Young announced this morning that he has left the board of the Office for Students, claiming the reaction to his appointment had become a “distraction” to the regulator’s work.
He will now focus on his work as the director of the New Schools Network, the charity set up to help open free schools. Young, the founder of the West London Free School, was appointed to lead the NSN last January, having been a supporter of the free schools programme since its inception.
“Education is my passion and I want now to be able to get on with the work I have been doing to promote and support the free schools movement,” he wrote in the Spectator today.
“These schools have already done a huge amount to raise standards in some of England’s most deprived areas and the next challenge is to extend those benefits to every area of educational underperformance.”
Although some of the criticism centred on Young’s perceived lack of credentials for the OfS role, the government also came under pressure to fire him over numerous offensive comments he has made on social media, and for his views on some education issues.

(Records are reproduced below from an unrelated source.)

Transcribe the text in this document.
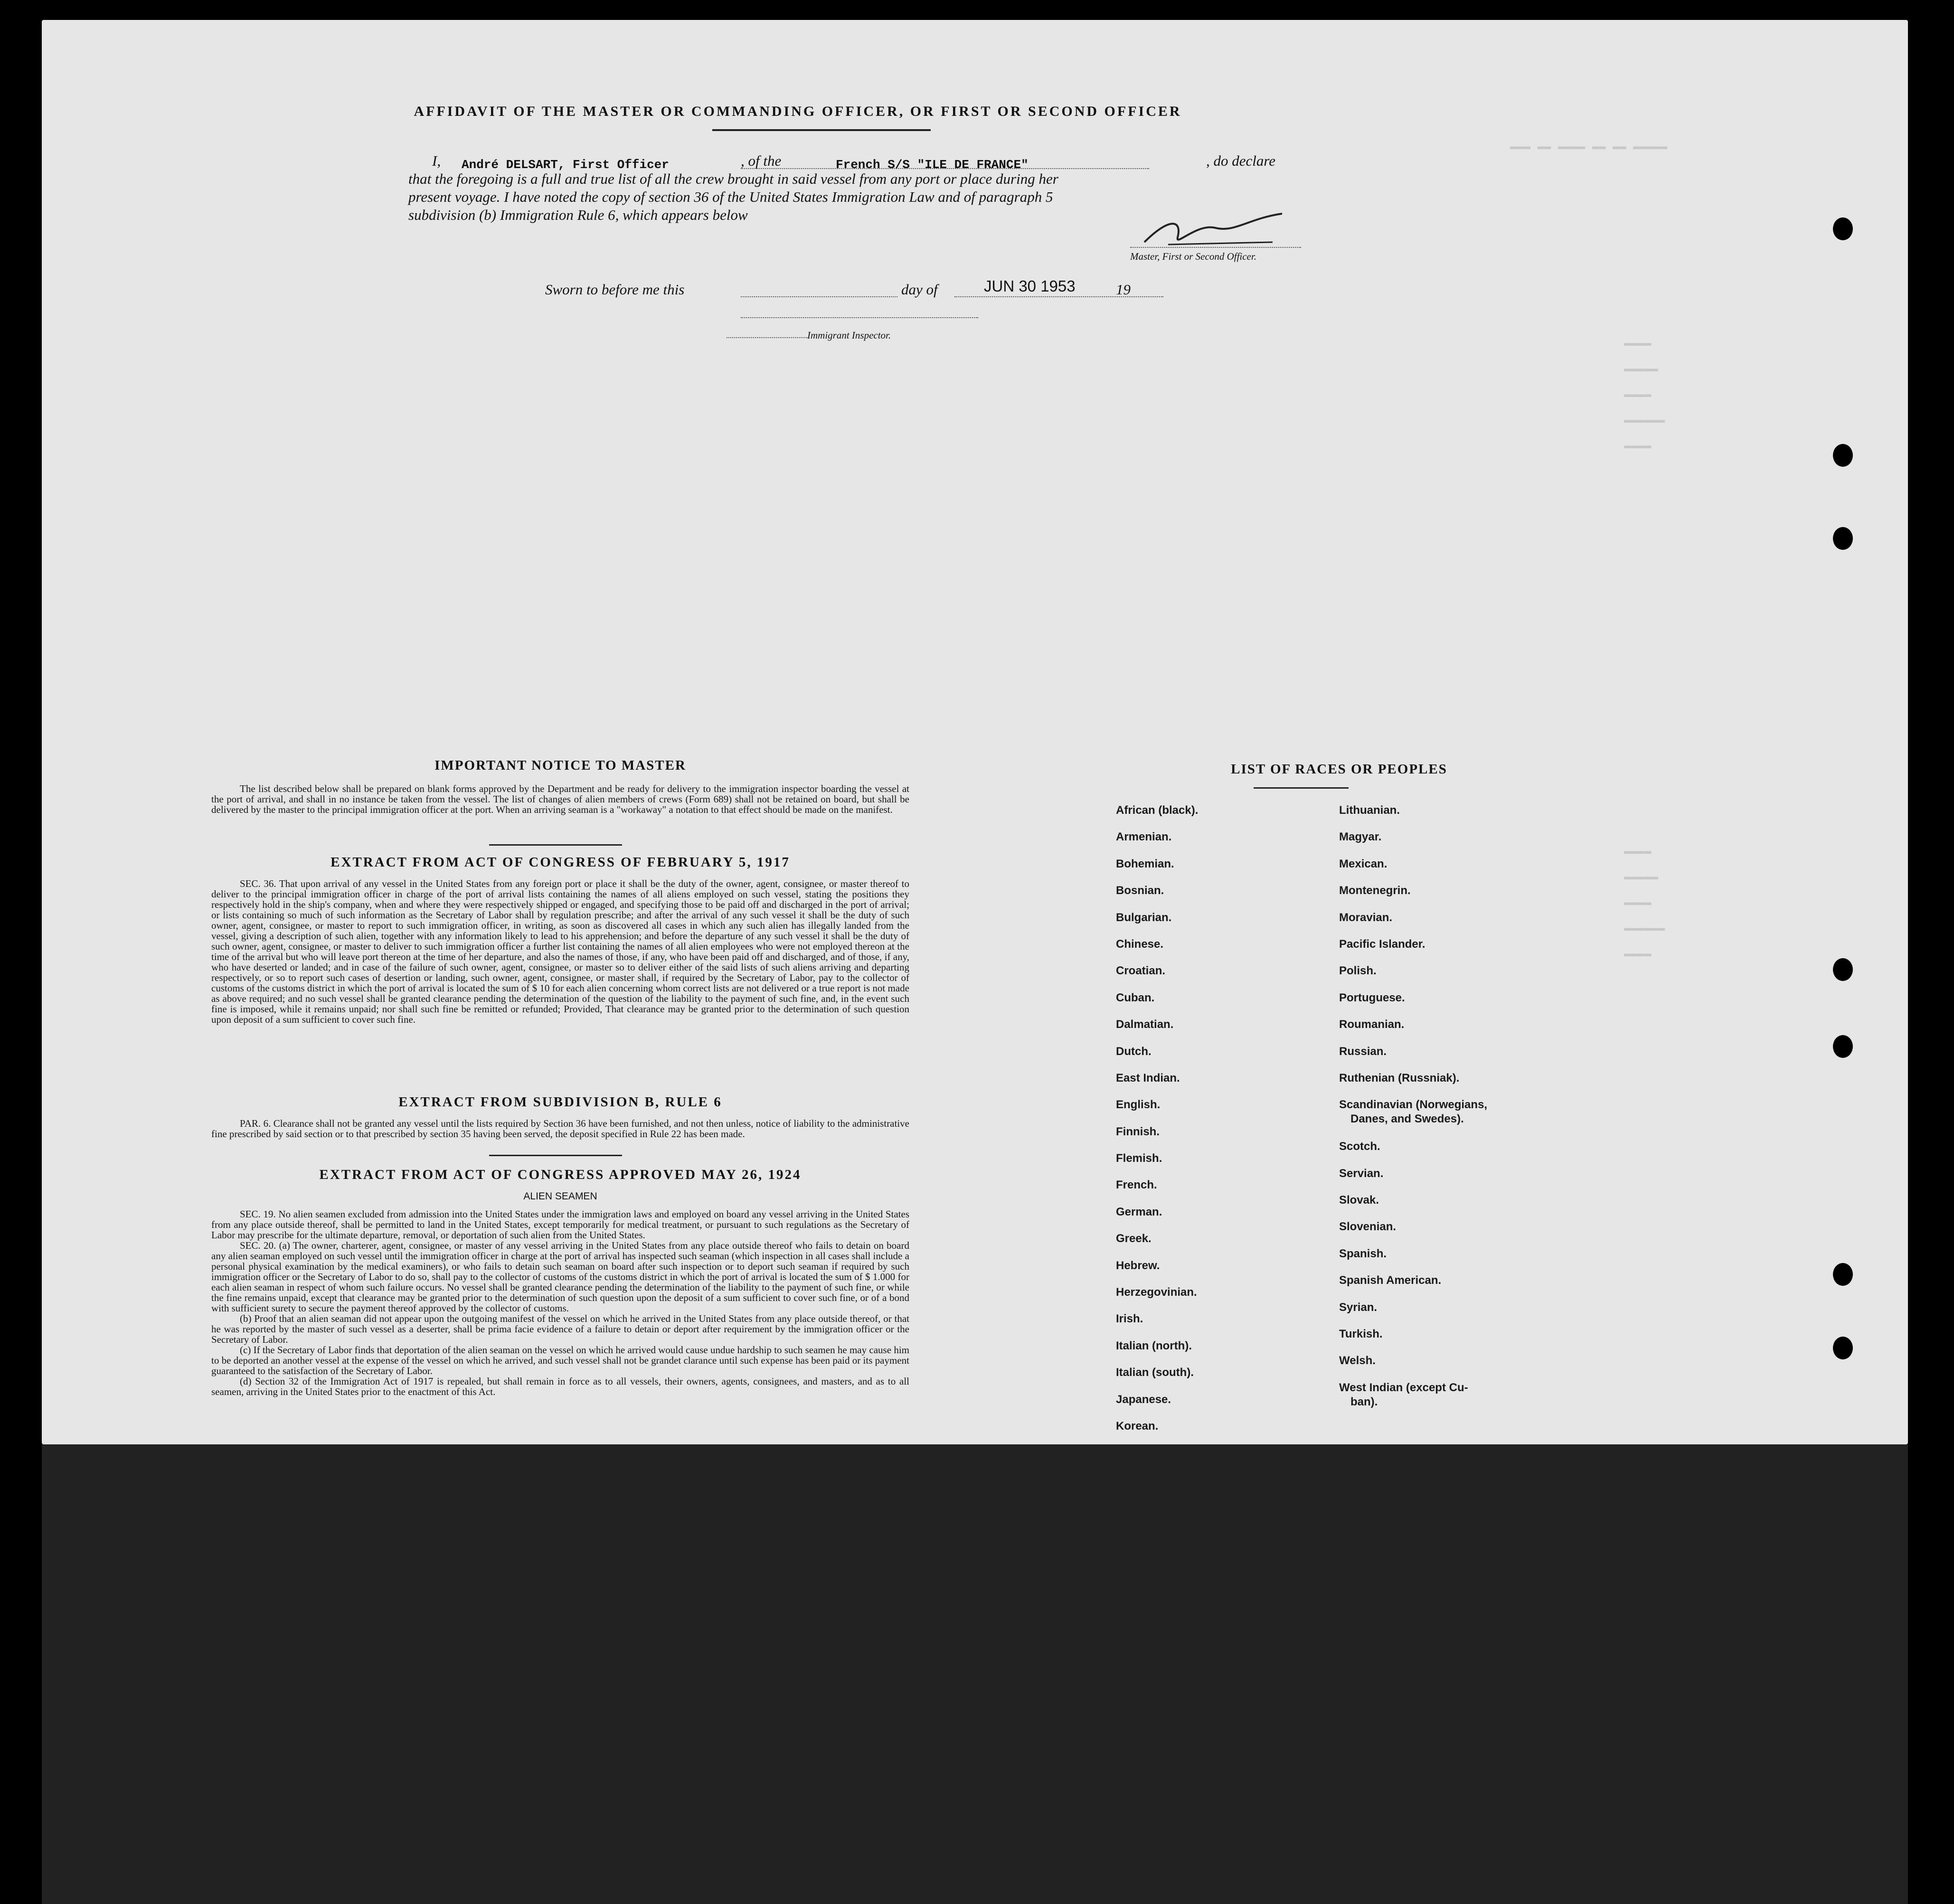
▬▬▬ ▬▬ ▬▬▬▬ ▬▬ ▬▬ ▬▬▬▬▬
▬▬▬▬

▬▬▬▬▬

▬▬▬▬

▬▬▬▬▬▬

▬▬▬▬
▬▬▬▬

▬▬▬▬▬

▬▬▬▬

▬▬▬▬▬▬

▬▬▬▬
AFFIDAVIT OF THE MASTER OR COMMANDING OFFICER, OR FIRST OR SECOND OFFICER
I, André DELSART, First Officer	, of the	French S/S "ILE DE FRANCE"	, do declare
that the foregoing is a full and true list of all the crew brought in said vessel from any port or place during her
present voyage. I have noted the copy of section 36 of the United States Immigration Law and of paragraph 5
subdivision (b) Immigration Rule 6, which appears below
Master, First or Second Officer.
Sworn to before me this	day of	JUN 30 1953	19
Immigrant Inspector.
IMPORTANT NOTICE TO MASTER

The list described below shall be prepared on blank forms approved by the Department and be ready for delivery to the immigration inspector boarding the vessel at the port of arrival, and shall in no instance be taken from the vessel. The list of changes of alien members of crews (Form 689) shall not be retained on board, but shall be delivered by the master to the principal immigration officer at the port. When an arriving seaman is a "workaway" a notation to that effect should be made on the manifest.

EXTRACT FROM ACT OF CONGRESS OF FEBRUARY 5, 1917

SEC. 36. That upon arrival of any vessel in the United States from any foreign port or place it shall be the duty of the owner, agent, consignee, or master thereof to deliver to the principal immigration officer in charge of the port of arrival lists containing the names of all aliens employed on such vessel, stating the positions they respectively hold in the ship's company, when and where they were respectively shipped or engaged, and specifying those to be paid off and discharged in the port of arrival; or lists containing so much of such information as the Secretary of Labor shall by regulation prescribe; and after the arrival of any such vessel it shall be the duty of such owner, agent, consignee, or master to report to such immigration officer, in writing, as soon as discovered all cases in which any such alien has illegally landed from the vessel, giving a description of such alien, together with any information likely to lead to his apprehension; and before the departure of any such vessel it shall be the duty of such owner, agent, consignee, or master to deliver to such immigration officer a further list containing the names of all alien employees who were not employed thereon at the time of the arrival but who will leave port thereon at the time of her departure, and also the names of those, if any, who have been paid off and discharged, and of those, if any, who have deserted or landed; and in case of the failure of such owner, agent, consignee, or master so to deliver either of the said lists of such aliens arriving and departing respectively, or so to report such cases of desertion or landing, such owner, agent, consignee, or master shall, if required by the Secretary of Labor, pay to the collector of customs of the customs district in which the port of arrival is located the sum of $ 10 for each alien concerning whom correct lists are not delivered or a true report is not made as above required; and no such vessel shall be granted clearance pending the determination of the question of the liability to the payment of such fine, and, in the event such fine is imposed, while it remains unpaid; nor shall such fine be remitted or refunded; Provided, That clearance may be granted prior to the determination of such question upon deposit of a sum sufficient to cover such fine.

EXTRACT FROM SUBDIVISION B, RULE 6

PAR. 6. Clearance shall not be granted any vessel until the lists required by Section 36 have been furnished, and not then unless, notice of liability to the administrative fine prescribed by said section or to that prescribed by section 35 having been served, the deposit specified in Rule 22 has been made.

EXTRACT FROM ACT OF CONGRESS APPROVED MAY 26, 1924
ALIEN SEAMEN

SEC. 19. No alien seamen excluded from admission into the United States under the immigration laws and employed on board any vessel arriving in the United States from any place outside thereof, shall be permitted to land in the United States, except temporarily for medical treatment, or pursuant to such regulations as the Secretary of Labor may prescribe for the ultimate departure, removal, or deportation of such alien from the United States.

SEC. 20. (a) The owner, charterer, agent, consignee, or master of any vessel arriving in the United States from any place outside thereof who fails to detain on board any alien seaman employed on such vessel until the immigration officer in charge at the port of arrival has inspected such seaman (which inspection in all cases shall include a personal physical examination by the medical examiners), or who fails to detain such seaman on board after such inspection or to deport such seaman if required by such immigration officer or the Secretary of Labor to do so, shall pay to the collector of customs of the customs district in which the port of arrival is located the sum of $ 1.000 for each alien seaman in respect of whom such failure occurs. No vessel shall be granted clearance pending the determination of the liability to the payment of such fine, or while the fine remains unpaid, except that clearance may be granted prior to the determination of such question upon the deposit of a sum sufficient to cover such fine, or of a bond with sufficient surety to secure the payment thereof approved by the collector of customs.

(b) Proof that an alien seaman did not appear upon the outgoing manifest of the vessel on which he arrived in the United States from any place outside thereof, or that he was reported by the master of such vessel as a deserter, shall be prima facie evidence of a failure to detain or deport after requirement by the immigration officer or the Secretary of Labor.

(c) If the Secretary of Labor finds that deportation of the alien seaman on the vessel on which he arrived would cause undue hardship to such seamen he may cause him to be deported an another vessel at the expense of the vessel on which he arrived, and such vessel shall not be grandet clarance until such expense has been paid or its payment guaranteed to the satisfaction of the Secretary of Labor.

(d) Section 32 of the Immigration Act of 1917 is repealed, but shall remain in force as to all vessels, their owners, agents, consignees, and masters, and as to all seamen, arriving in the United States prior to the enactment of this Act.

LIST OF RACES OR PEOPLES
African (black).
Armenian.
Bohemian.
Bosnian.
Bulgarian.
Chinese.
Croatian.
Cuban.
Dalmatian.
Dutch.
East Indian.
English.
Finnish.
Flemish.
French.
German.
Greek.
Hebrew.
Herzegovinian.
Irish.
Italian (north).
Italian (south).
Japanese.
Korean.
Lithuanian.
Magyar.
Mexican.
Montenegrin.
Moravian.
Pacific Islander.
Polish.
Portuguese.
Roumanian.
Russian.
Ruthenian (Russniak).
Scandinavian (Norwegians,
Danes, and Swedes).
Scotch.
Servian.
Slovak.
Slovenian.
Spanish.
Spanish American.
Syrian.
Turkish.
Welsh.
West Indian (except Cu-
ban).
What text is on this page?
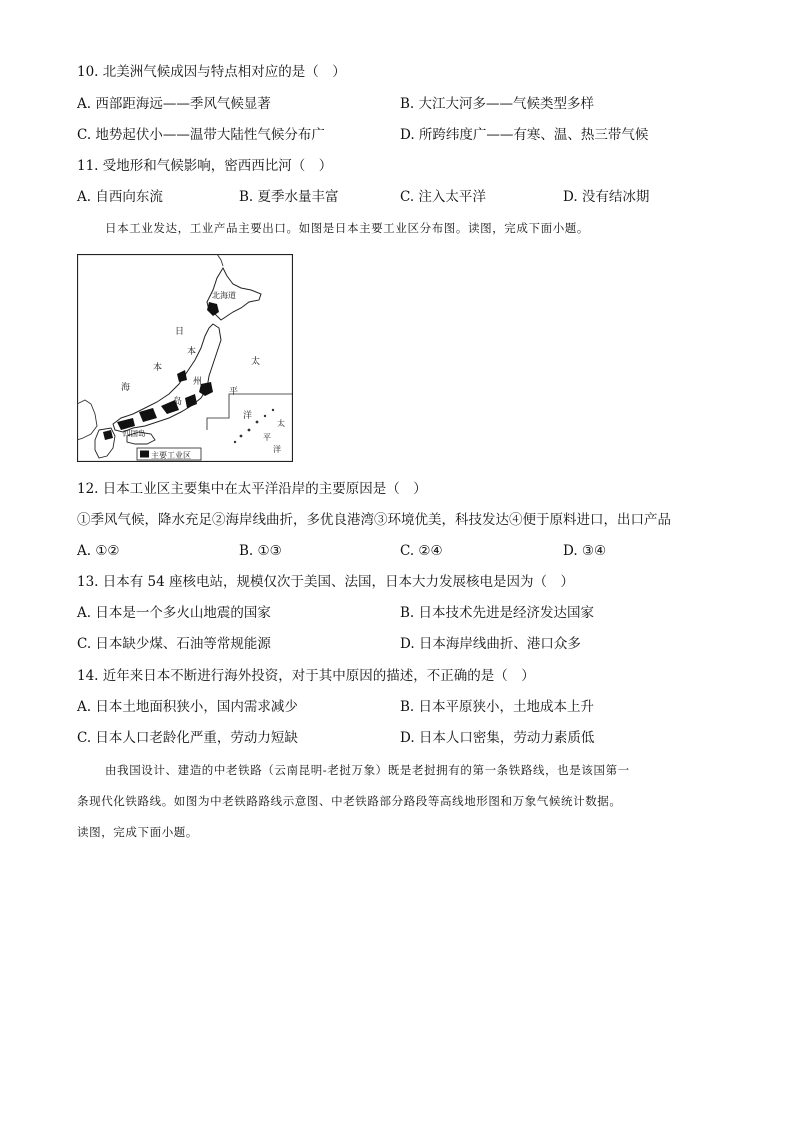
10. 北美洲气候成因与特点相对应的是（　）
A. 西部距海远——季风气候显著	B. 大江大河多——气候类型多样
C. 地势起伏小——温带大陆性气候分布广	D. 所跨纬度广——有寒、温、热三带气候
11. 受地形和气候影响，密西西比河（　）
A. 自西向东流	B. 夏季水量丰富	C. 注入太平洋	D. 没有结冰期
日本工业发达，工业产品主要出口。如图是日本主要工业区分布图。读图，完成下面小题。
主要工业区
北海道
日
本
海
太
平
洋
本
州
岛
四国岛
太
平
洋
12. 日本工业区主要集中在太平洋沿岸的主要原因是（　）
①季风气候，降水充足②海岸线曲折，多优良港湾③环境优美，科技发达④便于原料进口，出口产品
A. ①②	B. ①③	C. ②④	D. ③④
13. 日本有 54 座核电站，规模仅次于美国、法国，日本大力发展核电是因为（　）
A. 日本是一个多火山地震的国家	B. 日本技术先进是经济发达国家
C. 日本缺少煤、石油等常规能源	D. 日本海岸线曲折、港口众多
14. 近年来日本不断进行海外投资，对于其中原因的描述，不正确的是（　）
A. 日本土地面积狭小，国内需求减少	B. 日本平原狭小，土地成本上升
C. 日本人口老龄化严重，劳动力短缺	D. 日本人口密集，劳动力素质低
由我国设计、建造的中老铁路（云南昆明-老挝万象）既是老挝拥有的第一条铁路线，也是该国第一
条现代化铁路线。如图为中老铁路路线示意图、中老铁路部分路段等高线地形图和万象气候统计数据。
读图，完成下面小题。
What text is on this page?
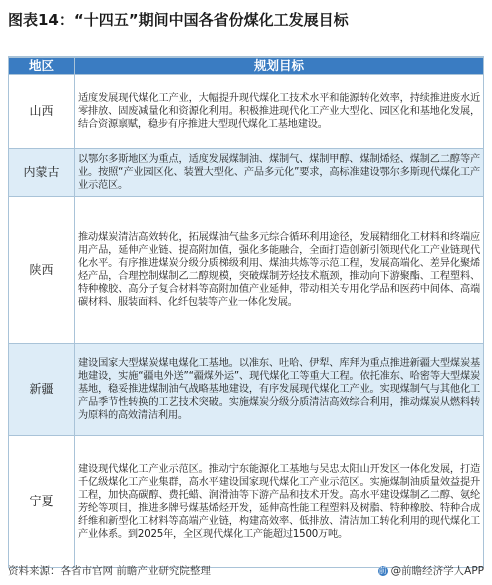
图表14：“十四五”期间中国各省份煤化工发展目标
地区	规划目标
山西	适度发展现代煤化工产业，大幅提升现代煤化工技术水平和能源转化效率，持续推进废水近零排放、固废减量化和资源化利用。积极推进现代化工产业大型化、园区化和基地化发展，结合资源禀赋，稳步有序推进大型现代煤化工基地建设。
内蒙古	以鄂尔多斯地区为重点，适度发展煤制油、煤制气、煤制甲醇、煤制烯烃、煤制乙二醇等产业。按照“产业园区化、装置大型化、产品多元化”要求，高标准建设鄂尔多斯现代煤化工产业示范区。
陕西	推动煤炭清洁高效转化，拓展煤油气盐多元综合循环利用途径，发展精细化工材料和终端应用产品，延伸产业链、提高附加值，强化多能融合，全面打造创新引领现代化工产业链现代化水平。有序推进煤炭分级分质梯级利用、煤油共炼等示范工程，发展高端化、差异化聚烯烃产品，合理控制煤制乙二醇规模，突破煤制芳烃技术瓶颈，推动向下游聚酯、工程塑料、特种橡胶、高分子复合材料等高附加值产业延伸，带动相关专用化学品和医药中间体、高端碳材料、服装面料、化纤包装等产业一体化发展。
新疆	建设国家大型煤炭煤电煤化工基地。以准东、吐哈、伊犁、库拜为重点推进新疆大型煤炭基地建设，实施“疆电外送”“疆煤外运”、现代煤化工等重大工程。依托准东、哈密等大型煤炭基地，稳妥推进煤制油气战略基地建设，有序发展现代煤化工产业。实现煤制气与其他化工产品季节性转换的工艺技术突破。实施煤炭分级分质清洁高效综合利用，推动煤炭从燃料转为原料的高效清洁利用。
宁夏	建设现代煤化工产业示范区。推动宁东能源化工基地与吴忠太阳山开发区一体化发展，打造千亿级煤化工产业集群，高水平建设国家现代煤化工产业示范区。实施煤制油质量效益提升工程，加快高碳醇、费托蜡、润滑油等下游产品和技术开发。高水平建设煤制乙二醇、氨纶芳纶等项目，推进多牌号煤基烯烃开发，延伸高性能工程塑料及树脂、特种橡胶、特种合成纤维和新型化工材料等高端产业链，构建高效率、低排放、清洁加工转化利用的现代煤化工产业体系。到2025年，全区现代煤化工产能超过1500万吨。
资料来源：各省市官网 前瞻产业研究院整理	前 @前瞻经济学人APP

These include multiple tweets about the size of women’s breasts, and one in which he refers to a gay celebrity as “queer as a coot”. It also emerged that Young had deleted tens of thousands of his tweets.
His commitment to inclusive education was also questioned, after comments he made in a 2012 article for The Spectator appeared to attack the use of wheelchair ramps in schools and mock the work of special educational needs departments. Young has also previously written in favour of using “progressive eugenics” to improve intelligence.
The National Education Union was among the organisations that called for Young to go, claiming his appointment undermined the government’s efforts to tackle sexism in schools.
Speaking on the Today Programme this morning, Robert Halfon, the chair of the parliamentary education committee, said Young had “done the honourable thing” in resigning.